Come il caldo colpisce cani e gatti
I cani termoregolano principalmente attraverso il respiro ansimante. Questo meccanismo è efficiente, ma diventa meno efficace se l’aria circostante è calda e umida. Le razze brachicefale come bulldog, carlini e boxer, sono le più a rischio perché le loro vie aeree corte rendono la respirazione ancora più difficile.
I gatti, invece, sono animali deserticani per origine evolutiva e gestiscono meglio il caldo secco. Tuttavia, tendono a bere pochissimo per natura, il che li espone a un rischio di disidratazione cronica spesso senza mostrare segnali evidenti fino a quando la situazione non è già compromessa.
Segnali di pericolo da non ignorare
Riconoscere i primi sintomi di stress da calore è fondamentale per intervenire tempestivamente. Nei cani, i segnali includono respiro accelerato e rumoroso, salivazione eccessiva, gengive pallide o bluastre, debolezza improvvisa e disorientamento. Nei gatti, i sintomi sono più sottili: letargia insolita, bocca aperta (cosa rarissima nei felini), vomito e barcollamento.
Se noti uno di questi segnali, agisci immediatamente. Porta l’animale in un luogo fresco, applica panni bagnati di acqua fresca (non ghiacciata) su collo, ascelle e inguine, e contatta subito il veterinario.
Strategie quotidiane per abbassare il rischio
La prevenzione quotidiana è semplice ma richiede alcune abitudini da rivedere. Per i cani, l’orario delle passeggiate è cruciale: preferisci le prime ore del mattino o la sera tardi. Un test utile è appoggiare il dorso della mano sul marciapiede per sette secondi: se non riesci a tenerla, è troppo caldo anche per le zampe del tuo cane.

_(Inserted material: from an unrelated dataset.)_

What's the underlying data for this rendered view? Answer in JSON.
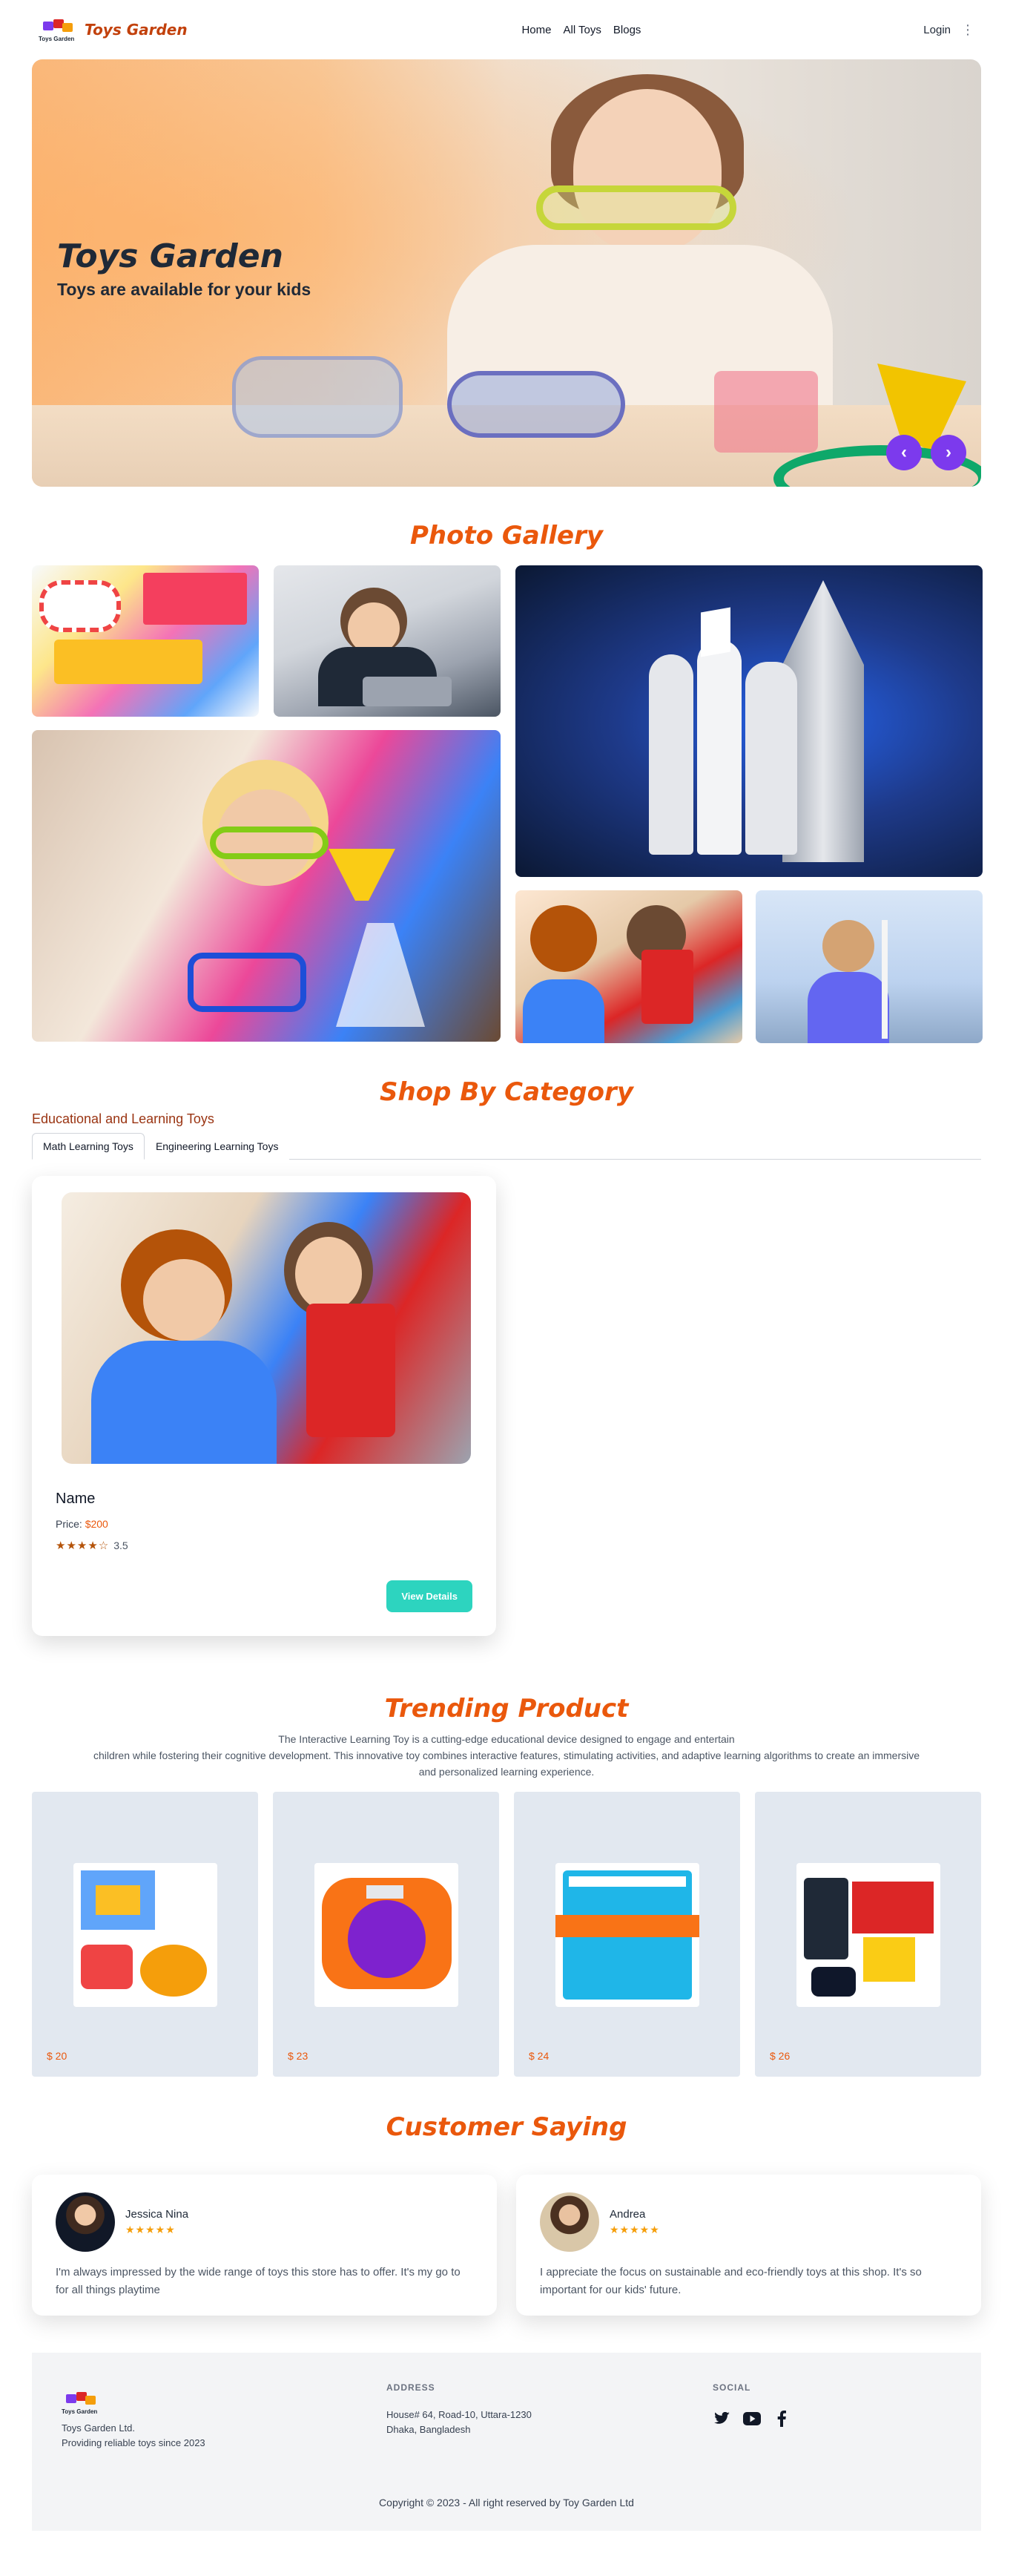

Per entrambe le specie, l’accesso costante ad acqua fresca è essenziale. Cambia l’acqua più volte al giorno d’estate e considera una fontanella d’acqua a circolazione per i gatti, che sono attratti dall’acqua in movimento.
Se il tuo appartamento si scalda molto, oscura le finestre esposte al sole nelle ore centrali e lascia aperte quelle in ombra per creare una corrente. Un tappetino rinfrescante può essere un ottimo alleato, soprattutto per i cani che amano sdraiarsi sul pavimento.
L’importanza dell’alimentazione
Un aspetto spesso trascurato è l’alimentazione. In estate, il cibo umido è preferibile a quello secco perché apporta una quota di liquidi aggiuntiva. Se il tuo animale mangia solo crocchette, prova ad aggiungere un po’ d’acqua nella ciotola per migliorare l’idratazione.
Non esiste una formula magica per proteggere un animale dal caldo, ma l’attenzione quotidiana e la conoscenza delle sue abitudini possono fare la differenza. Il tuo cane o gatto non può dirti che sta soffrendo il caldo: puoi farlo tu per lui.